Dong-Hee Lim1, Christian M. Lastoskie1, and Jai-Young Lee2. (1) University of Michigan, 1351 Beal Avenue, Ann Arbor, MI 48109-2125, (2) University of Seoul, Seoul, South Korea

The removal of polycyclic aromatic hydrocarbons (PAHs) using a permeable reactive biobarrier treated with Beijerinckia indica (B. indica) was evaluated phenanthrene as a representative PAH in a two-phase partitioning bioreactor. Colony formation was pretested on glucose-free media with and without phenanthrene, and reduction of hydraulic conductivity was evaluated by inoculation of bacteria into rigid wall soil columns. To assess recovery of the permeable B. indica biobarrier following biofilm damage, leachate was carried into the soil columns.
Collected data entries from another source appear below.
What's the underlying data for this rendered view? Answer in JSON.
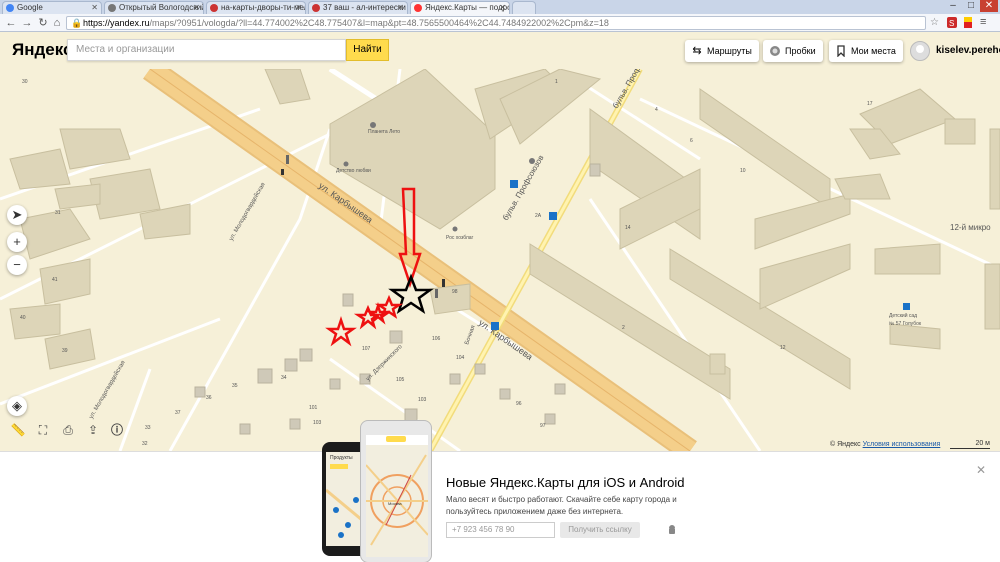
{
  "browser": {
    "tabs": [
      {
        "label": "Google",
        "color": "#4285f4"
      },
      {
        "label": "Открытый Вологодский - С…",
        "color": "#777777"
      },
      {
        "label": "на-карты-дворы-ти-мелен…",
        "color": "#cc3333"
      },
      {
        "label": "37 ваш - ал-интерески …",
        "color": "#cc3333"
      },
      {
        "label": "Яндекс.Карты — подроб…",
        "color": "#ff3333"
      }
    ],
    "window_controls": [
      "–",
      "□",
      "✕"
    ],
    "url_host": "https://yandex.ru",
    "url_path": "/maps/?0951/vologda/?ll=44.774002%2C48.775407&l=map&pt=48.7565500464%2C44.7484922002%2Cpm&z=18"
  },
  "header": {
    "logo": "Яндекс",
    "search_placeholder": "Места и организации",
    "find_label": "Найти",
    "routes_label": "Маршруты",
    "traffic_label": "Пробки",
    "myplaces_label": "Мои места",
    "username": "kiselev.perehod"
  },
  "map": {
    "streets": {
      "karbysheva_upper": "ул. Карбышева",
      "karbysheva_lower": "ул. Карбышева",
      "prospekt": "бульв. Профсоюзов",
      "prospekt2": "бульв. Профсоюзов",
      "molodezhnaya": "ул. Молодогвардейская",
      "dzerzhinskogo": "ул. Дзержинского",
      "molodezhnaya2": "ул. Молодогвардейская",
      "bochnaya": "Бочная"
    },
    "pois": {
      "planeta_leto": "Планета Лето",
      "detstvo": "Детство любви",
      "ros_hozblag": "Рос хозблаг",
      "kindergarten_1": "Детский сад",
      "kindergarten_2": "№ 57 Голубок",
      "district": "12-й микро"
    },
    "house_numbers": [
      "107",
      "106",
      "104",
      "105",
      "103",
      "101",
      "103",
      "34",
      "35",
      "36",
      "37",
      "33",
      "32",
      "31",
      "30",
      "29",
      "28",
      "27",
      "2А",
      "2",
      "1",
      "2",
      "4",
      "6",
      "10",
      "12",
      "14",
      "16",
      "17",
      "41",
      "40",
      "39",
      "38",
      "100",
      "98",
      "97",
      "96",
      "129"
    ],
    "copyright": "© Яндекс",
    "license_link": "Условия использования",
    "scale": "20 м"
  },
  "promo": {
    "title": "Новые Яндекс.Карты для iOS и Android",
    "desc": "Мало весят и быстро работают. Скачайте себе карту города и пользуйтесь приложением даже без интернета.",
    "phone_placeholder": "+7 923 456 78 90",
    "getlink_label": "Получить ссылку",
    "phone_screen_title": "Продукты",
    "phone_screen_city": "Москва"
  }
}
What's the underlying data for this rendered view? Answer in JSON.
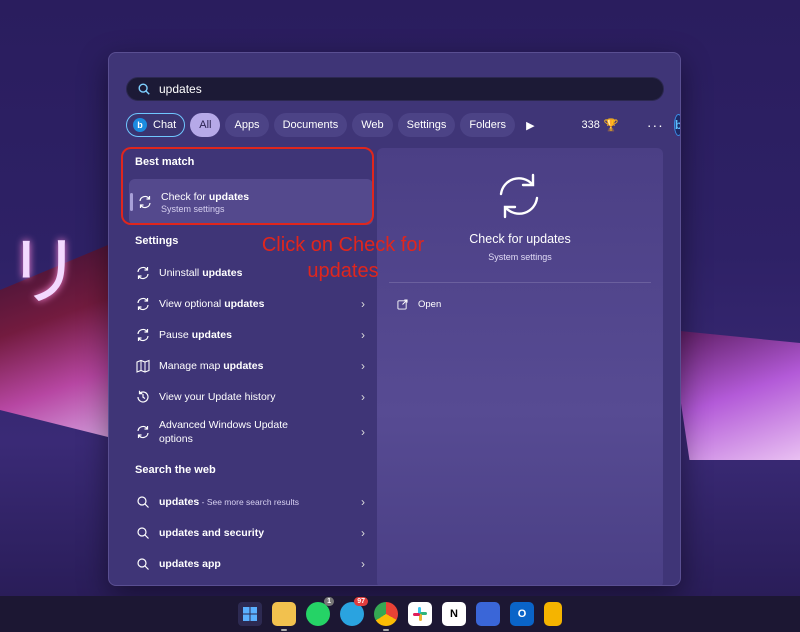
{
  "search": {
    "value": "updates"
  },
  "filters": {
    "chat": "Chat",
    "all": "All",
    "apps": "Apps",
    "documents": "Documents",
    "web": "Web",
    "settings": "Settings",
    "folders": "Folders",
    "points": "338"
  },
  "best_match": {
    "heading": "Best match",
    "title_prefix": "Check for ",
    "title_bold": "updates",
    "subtitle": "System settings"
  },
  "settings_section": {
    "heading": "Settings",
    "items": [
      {
        "prefix": "Uninstall ",
        "bold": "updates",
        "chevron": false
      },
      {
        "prefix": "View optional ",
        "bold": "updates",
        "chevron": true
      },
      {
        "prefix": "Pause ",
        "bold": "updates",
        "chevron": true
      },
      {
        "prefix": "Manage map ",
        "bold": "updates",
        "chevron": true
      },
      {
        "prefix": "View your Update history",
        "bold": "",
        "chevron": true
      },
      {
        "prefix": "Advanced Windows Update options",
        "bold": "",
        "chevron": true
      }
    ]
  },
  "web_section": {
    "heading": "Search the web",
    "items": [
      {
        "bold": "updates",
        "suffix": " - See more search results"
      },
      {
        "bold": "updates and security",
        "suffix": ""
      },
      {
        "bold": "updates app",
        "suffix": ""
      }
    ]
  },
  "detail": {
    "title": "Check for updates",
    "subtitle": "System settings",
    "open_label": "Open"
  },
  "annotation": {
    "text": "Click on Check for updates",
    "color": "#e0261d"
  },
  "taskbar": {
    "whatsapp_badge": "1",
    "telegram_badge": "97"
  },
  "colors": {
    "panel": "#3f3577",
    "accent": "#6fc6ff",
    "annotation": "#e0261d"
  }
}
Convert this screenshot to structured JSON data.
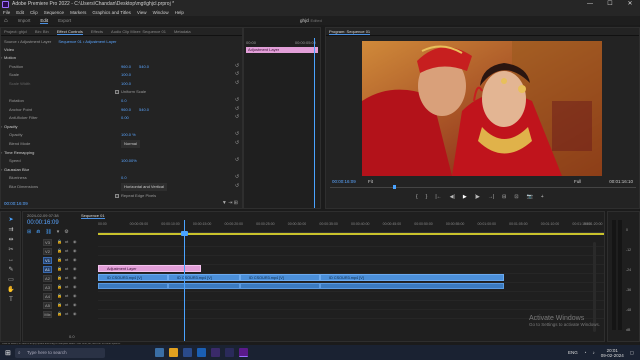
{
  "window": {
    "title": "Adobe Premiere Pro 2022 - C:\\Users\\Chandan\\Desktop\\mgt\\ghjcl.prproj *",
    "controls": [
      "—",
      "☐",
      "✕"
    ]
  },
  "menu": [
    "File",
    "Edit",
    "Clip",
    "Sequence",
    "Markers",
    "Graphics and Titles",
    "View",
    "Window",
    "Help"
  ],
  "workspaces": {
    "tabs": [
      "Import",
      "Edit",
      "Export"
    ],
    "active": "Edit",
    "center": "ghjcl",
    "center_suffix": "Edited"
  },
  "source_panel": {
    "tabs": [
      "Project: ghjcl",
      "Bin: Bin",
      "Effect Controls",
      "Effects",
      "Audio Clip Mixer: Sequence 01",
      "Metadata"
    ],
    "active": "Effect Controls",
    "source_label": "Source • Adjustment Layer",
    "sequence_label": "Sequence 01 • Adjustment Layer",
    "section_video": "Video",
    "rows": [
      {
        "name": "Motion",
        "indent": 3,
        "type": "group"
      },
      {
        "name": "Position",
        "indent": 8,
        "v1": "960.0",
        "v2": "540.0"
      },
      {
        "name": "Scale",
        "indent": 8,
        "v1": "100.0"
      },
      {
        "name": "Scale Width",
        "indent": 8,
        "v1": "100.0",
        "dim": true
      },
      {
        "name": "Uniform Scale",
        "indent": 120,
        "type": "check"
      },
      {
        "name": "Rotation",
        "indent": 8,
        "v1": "0.0"
      },
      {
        "name": "Anchor Point",
        "indent": 8,
        "v1": "960.0",
        "v2": "540.0"
      },
      {
        "name": "Anti-flicker Filter",
        "indent": 8,
        "v1": "0.00"
      },
      {
        "name": "Opacity",
        "indent": 3,
        "type": "group"
      },
      {
        "name": "Opacity",
        "indent": 8,
        "v1": "100.0 %"
      },
      {
        "name": "Blend Mode",
        "indent": 8,
        "v1": "Normal",
        "type": "select"
      },
      {
        "name": "Time Remapping",
        "indent": 3,
        "type": "group"
      },
      {
        "name": "Speed",
        "indent": 8,
        "v1": "100.00%"
      },
      {
        "name": "Gaussian Blur",
        "indent": 3,
        "type": "group"
      },
      {
        "name": "Blurriness",
        "indent": 8,
        "v1": "0.0"
      },
      {
        "name": "Blur Dimensions",
        "indent": 8,
        "v1": "Horizontal and Vertical",
        "type": "select"
      },
      {
        "name": "Repeat Edge Pixels",
        "indent": 120,
        "type": "check"
      }
    ],
    "mini_timeline": {
      "start": "00:00",
      "end": "00:00:05:00",
      "clip": "Adjustment Layer"
    },
    "timecode": "00:00:16:09"
  },
  "program": {
    "title": "Program: Sequence 01",
    "timecode": "00:00:16:09",
    "fit": "Fit",
    "quality": "Full",
    "duration": "00:01:16:10",
    "transport": [
      "{",
      "}",
      "|←",
      "◀|",
      "▶",
      "|▶",
      "→|",
      "⊟",
      "⊡",
      "📷",
      "+"
    ]
  },
  "timeline": {
    "tab": "Sequence 01",
    "timecode": "00:00:16:09",
    "date": "2024-02-09 07:38",
    "ruler": [
      "00:00",
      "00:00:05:00",
      "00:00:10:00",
      "00:00:15:00",
      "00:00:20:00",
      "00:00:25:00",
      "00:00:30:00",
      "00:00:35:00",
      "00:00:40:00",
      "00:00:45:00",
      "00:00:50:00",
      "00:00:55:00",
      "00:01:00:00",
      "00:01:05:00",
      "00:01:10:00",
      "00:01:15:00",
      "00:01:20:00"
    ],
    "tracks": [
      {
        "label": "V3"
      },
      {
        "label": "V2"
      },
      {
        "label": "V1",
        "sel": true
      },
      {
        "label": "A1",
        "sel": true
      },
      {
        "label": "A2"
      },
      {
        "label": "A3"
      },
      {
        "label": "A4"
      },
      {
        "label": "A5"
      },
      {
        "label": "Mix"
      }
    ],
    "adjustment_clip": "Adjustment Layer",
    "video_clips": [
      "ID CSOUR3.mp4 [V]",
      "ID CSOUR3.mp4 [V]",
      "ID CSOUR3.mp4 [V]",
      "ID CSOUR3.mp4 [V]"
    ],
    "mix_value": "0.0"
  },
  "meters": {
    "labels": [
      "0",
      "-12",
      "-24",
      "-36",
      "-48",
      "dB"
    ]
  },
  "activate": {
    "title": "Activate Windows",
    "sub": "Go to Settings to activate Windows."
  },
  "status_hint": "Click to select, or click in empty space and drag to marquee select. Use Shift, Alt, and Ctrl for other options.",
  "taskbar": {
    "search": "Type here to search",
    "lang": "ENG",
    "time": "20:01",
    "date": "09-02-2024"
  },
  "colors": {
    "accent": "#4a90e2",
    "clip_video": "#4b8fd9",
    "clip_adj": "#e29fd8",
    "playhead": "#4aa3ff"
  }
}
Phenanthrene concentration in the organic phase of the bioreactor was gradually reduced over a two week period under aerobic conditions, and approximately 500 mg/L of phenanthrene was removed (excluding abiotic losses). B. indica formed a large quantity of strongly adhesive biofilm among soil particles, reducing the hydraulic conductivity in the soil column by several orders of magnitude. Although some increase in hydraulic conductivity occurred when landfill leachate permeated the column, re-permeation of nutrient solution restored the permeability to its original lower value, which suggests a full recovery of the damaged biofilm. The results suggest that a permeable reactive biobarrier treated with B. indica may be an effective method for the removal of PAHs from groundwater, provided that the sharp reduction in permeability associated with the growth of this bacterial strain does not result in diversion of the contaminant plume around the biobarrier.